I knew what I’d been missing all this time, but…I didn’t think I’d be unable to resist it.

I didn’t know if I was ever going to be able to.

Slowly, my breathing calmed, but I didn’t pull away from him or the brush of his lips on my neck. Reality would seep in soon enough, and I’d enjoy the last few moments.

We just laid there. I loved his warmth and being close.

I loved feeling this.

“Why are you waxed?” he suddenly asked.

Waxed?

Oh. Down there, he meant.

His nose brushed my cheek as he leaned back, flushed, and his eyes tired as he looked at me.

“I’m not complaining,” he assured with a half-smile. “It was just unexpected. Especially for a…for a virgin who’s not expecting any action down there.”

I rolled my eyes, letting his playful jab roll off me for once.

But then my amusement fell away as I thought about how to answer him. As if it were any of his business anyway.

I’d been waxing myself for years. It was hard at first, but over the years, the pain of the task became easier to bear, and hey, I only had to do it every couple of months.
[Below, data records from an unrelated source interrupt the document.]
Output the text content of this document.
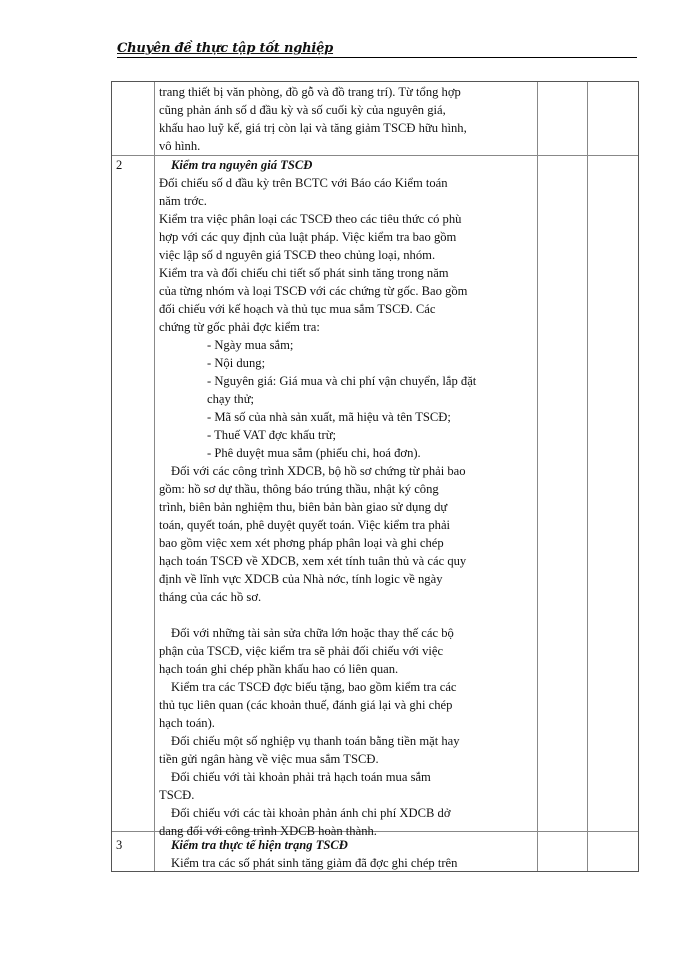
Chuyên đề thực tập tốt nghiệp

trang thiết bị văn phòng, đồ gỗ và đồ trang trí). Từ tổng hợp

cũng phản ánh số d đầu kỳ và số cuối kỳ của nguyên giá,

khấu hao luỹ kế, giá trị còn lại và tăng giảm TSCĐ hữu hình,

vô hình.

2	Kiểm tra nguyên giá TSCĐ

Đối chiếu số d đầu kỳ trên BCTC với Báo cáo Kiểm toán

năm trớc.

Kiểm tra việc phân loại các TSCĐ theo các tiêu thức có phù

hợp với các quy định của luật pháp. Việc kiểm tra bao gồm

việc lập số d nguyên giá TSCĐ theo chủng loại, nhóm.

Kiểm tra và đối chiếu chi tiết số phát sinh tăng trong năm

của từng nhóm và loại TSCĐ với các chứng từ gốc. Bao gồm

đối chiếu với kế hoạch và thủ tục mua sắm TSCĐ. Các

chứng từ gốc phải đợc kiểm tra:

- Ngày mua sắm;

- Nội dung;

- Nguyên giá: Giá mua và chi phí vận chuyển, lắp đặt

chạy thử;

- Mã số của nhà sản xuất, mã hiệu và tên TSCĐ;

- Thuế VAT đợc khấu trừ;

- Phê duyệt mua sắm (phiếu chi, hoá đơn).

Đối với các công trình XDCB, bộ hồ sơ chứng từ phải bao

gồm: hồ sơ dự thầu, thông báo trúng thầu, nhật ký công

trình, biên bản nghiệm thu, biên bản bàn giao sử dụng dự

toán, quyết toán, phê duyệt quyết toán. Việc kiểm tra phải

bao gồm việc xem xét phơng pháp phân loại và ghi chép

hạch toán TSCĐ về XDCB, xem xét tính tuân thủ và các quy

định về lĩnh vực XDCB của Nhà nớc, tính logic về ngày

tháng của các hồ sơ.

Đối với những tài sản sửa chữa lớn hoặc thay thế các bộ

phận của TSCĐ, việc kiểm tra sẽ phải đối chiếu với việc

hạch toán ghi chép phần khấu hao có liên quan.

Kiểm tra các TSCĐ đợc biếu tặng, bao gồm kiểm tra các

thủ tục liên quan (các khoản thuế, đánh giá lại và ghi chép

hạch toán).

Đối chiếu một số nghiệp vụ thanh toán bằng tiền mặt hay

tiền gửi ngân hàng về việc mua sắm TSCĐ.

Đối chiếu với tài khoản phải trả hạch toán mua sắm

TSCĐ.

Đối chiếu với các tài khoản phản ánh chi phí XDCB dở

dang đối với công trình XDCB hoàn thành.

3	Kiểm tra thực tế hiện trạng TSCĐ

Kiểm tra các số phát sinh tăng giảm đã đợc ghi chép trên
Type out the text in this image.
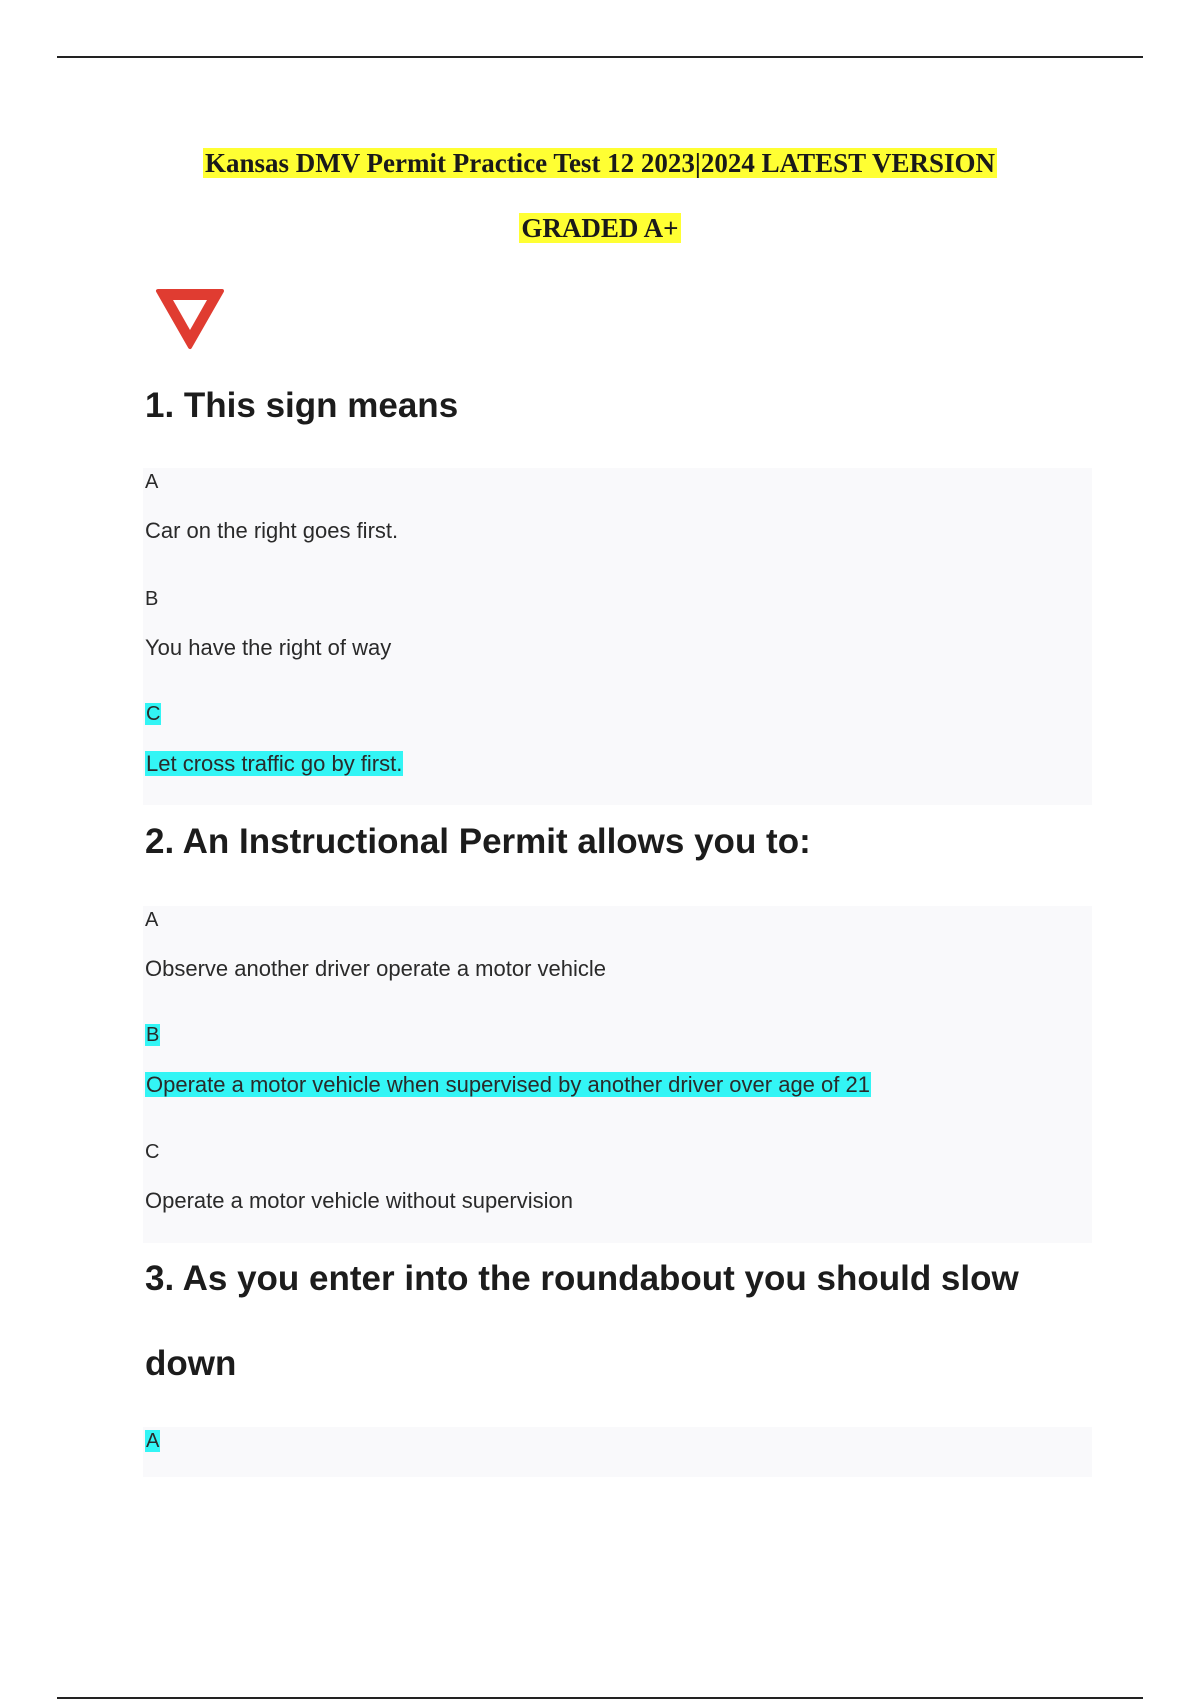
Kansas DMV Permit Practice Test 12 2023|2024 LATEST VERSION
GRADED A+
1. This sign means
A
Car on the right goes first.
B
You have the right of way
C
Let cross traffic go by first.
2. An Instructional Permit allows you to:
A
Observe another driver operate a motor vehicle
B
Operate a motor vehicle when supervised by another driver over age of 21
C
Operate a motor vehicle without supervision
3. As you enter into the roundabout you should slow
down
A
I tried shaving it when it first started to appear in my pre-teen years, but it grew back too fast and the hair came in too coarse. Not long after, I started doing my legs and underarms, too. Dressing as a boy, covering my hair, flattening my breasts…everything I could do to not be a woman.

“I wasn’t supposed to change,” I said quietly. “I wasn’t supposed to grow up.”

Banks

Devil’s Night

Six Years Ago

“You were right,” Kai replied.

I nodded, absently, not believing my eyes. We both watched the dancing woman flutter around the floor, almost like a butterfly but also like a child. So innocent and ethereal. She was beautiful.